Dans les territoires d’Idjwi, Kabare, Mwenga, Shabunda, Uvira, Fizi, Walungu et Kalehe, la rentrée scolaire du 1er septembre 2026 a été vécue différemment, selon les zones touchées par les affrontements armés et celles ayant accueilli des populations déplacées.
Dans les zones non directement affectées par les conflits, ou relativement stabilisées après les troubles, la reprise des cours a été timide, selon des sources locales.
C’est notamment le cas dans une bonne partie des territoires de Kabare, Walungu, Idjwi, Kalehe et Mwenga. Dans plusieurs écoles, les responsables ont profité des rassemblements matinaux pour inviter les élèves présents à encourager leurs camarades à reprendre, eux aussi, le chemin de l’école dans les meilleurs délais.
Dans les zones où les populations ont fui ou continuent de fuir les affrontements armés, en revanche, plusieurs écoles sont restées désertes.
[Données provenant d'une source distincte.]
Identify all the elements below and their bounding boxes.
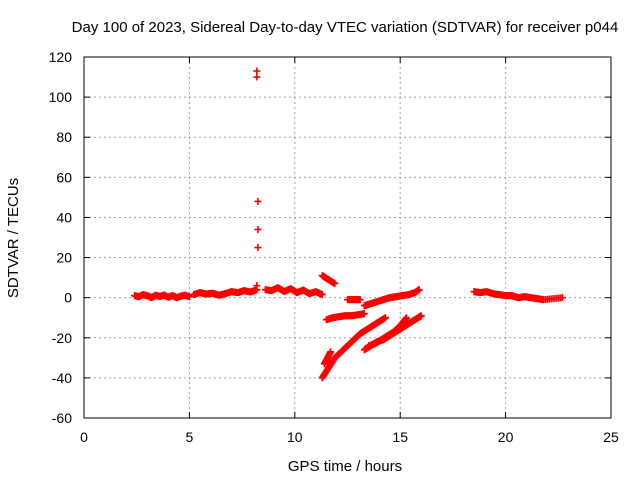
x-tick-label: 10	[287, 429, 303, 445]
series-band4	[470, 288, 567, 304]
x-tick-label: 20	[498, 429, 514, 445]
data-point	[327, 348, 335, 356]
series-desc1	[318, 272, 339, 288]
data-point	[415, 286, 423, 294]
y-tick-label: 40	[56, 209, 72, 225]
x-axis-label: GPS time / hours	[288, 458, 402, 475]
series-steep2	[320, 348, 335, 368]
x-tick-label: 15	[392, 429, 408, 445]
series-band2	[190, 286, 261, 299]
y-tick-label: -60	[52, 410, 72, 426]
data-layer	[131, 67, 567, 382]
data-point	[381, 314, 389, 322]
series-spikes	[253, 67, 262, 290]
data-point	[254, 244, 262, 252]
y-tick-label: 60	[56, 169, 72, 185]
data-point	[185, 293, 193, 301]
data-point	[253, 282, 261, 290]
y-tick-label: 80	[56, 129, 72, 145]
data-point	[253, 67, 261, 75]
series-flat_zero	[344, 296, 364, 304]
series-steep1	[318, 314, 389, 382]
x-tick-label: 5	[186, 429, 194, 445]
series-slant2	[365, 314, 411, 350]
data-point	[417, 312, 425, 320]
x-tick-label: 25	[603, 429, 619, 445]
data-point	[356, 296, 364, 304]
grid-layer	[84, 57, 611, 418]
y-tick-label: 120	[49, 49, 73, 65]
data-point	[559, 294, 567, 302]
y-tick-label: 0	[64, 290, 72, 306]
series-flat_neg	[322, 310, 368, 324]
axes-layer: 0 5 10 15 20 25 -60 -40 -20 0 20 40 60 80 100 120	[49, 49, 619, 445]
y-tick-label: 20	[56, 250, 72, 266]
x-tick-label: 0	[80, 429, 88, 445]
y-axis-label: SDTVAR / TECUs	[5, 178, 22, 298]
data-point	[403, 314, 411, 322]
data-point	[318, 291, 326, 299]
y-tick-label: -20	[52, 330, 72, 346]
plot-frame	[83, 56, 612, 419]
series-band1	[131, 291, 193, 302]
data-point	[254, 197, 262, 205]
series-band3	[261, 284, 326, 299]
chart-title: Day 100 of 2023, Sidereal Day-to-day VTE…	[72, 19, 619, 36]
data-point	[254, 225, 262, 233]
y-tick-label: 100	[49, 89, 73, 105]
data-point	[331, 280, 339, 288]
data-point	[253, 73, 261, 81]
data-point	[360, 310, 368, 318]
y-tick-label: -40	[52, 370, 72, 386]
series-rising	[360, 286, 423, 310]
Certaines ont été détruites par des obus, tandis que d’autres ont été occupées par des personnes déplacées qui auraient utilisé les pupitres et d’autres équipements scolaires comme bois de chauffe.
C’est notamment le cas dans le groupement de Ziralo, en territoire de Kalehe, où les populations sont en débandade. Certaines se sont réfugiées dans la brousse, d’autres ont rejoint les territoires de Masisi et Walikale, au Nord-Kivu, tandis que d’autres encore se sont dirigées vers des zones jugées relativement stables sur le littoral ou à la lisière du Parc national de Kahuzi-Biega.
Les défenseurs des droits humains dans cette zone décrivent une situation de plus en plus difficile pour les personnes déplacées. Ils plaident pour le retour de la paix et l’octroi d’une assistance humanitaire d’urgence.
Des écoles toujours occupées par les déplacés
Dans les zones ayant accueilli des populations déplacées, plusieurs dizaines d’écoles restent occupées par des familles ayant fui les zones de combats.
C’est notamment le cas à Tchofi et Lemera, en territoire de Kalehe, ainsi qu’à Mabingu, dans le groupement d’Irhambi-Katana, en territoire de Kabare.
À Mabingu, deux établissements, l’EP Kalimabenge et l’Institut Lemera, sont toujours occupés par des personnes déplacées. Malgré l’arrivée de quelques élèves, l’accès aux salles de classe n’a pas été possible, explique Zairois Mupanda Lundi, responsable d’une Église locale.
Dans le groupement de Mulamba, en territoire de Walungu, la rentrée scolaire n’a pas non plus été effective, selon la société civile locale.
Des centaines de familles restent en débandade après les affrontements de la semaine dernière. Les quelques familles retournées ne disposent pas de moyens suffisants pour acheter des fournitures scolaires à leurs enfants. La société civile signale également que certains enseignants ne sont toujours pas revenus dans la zone.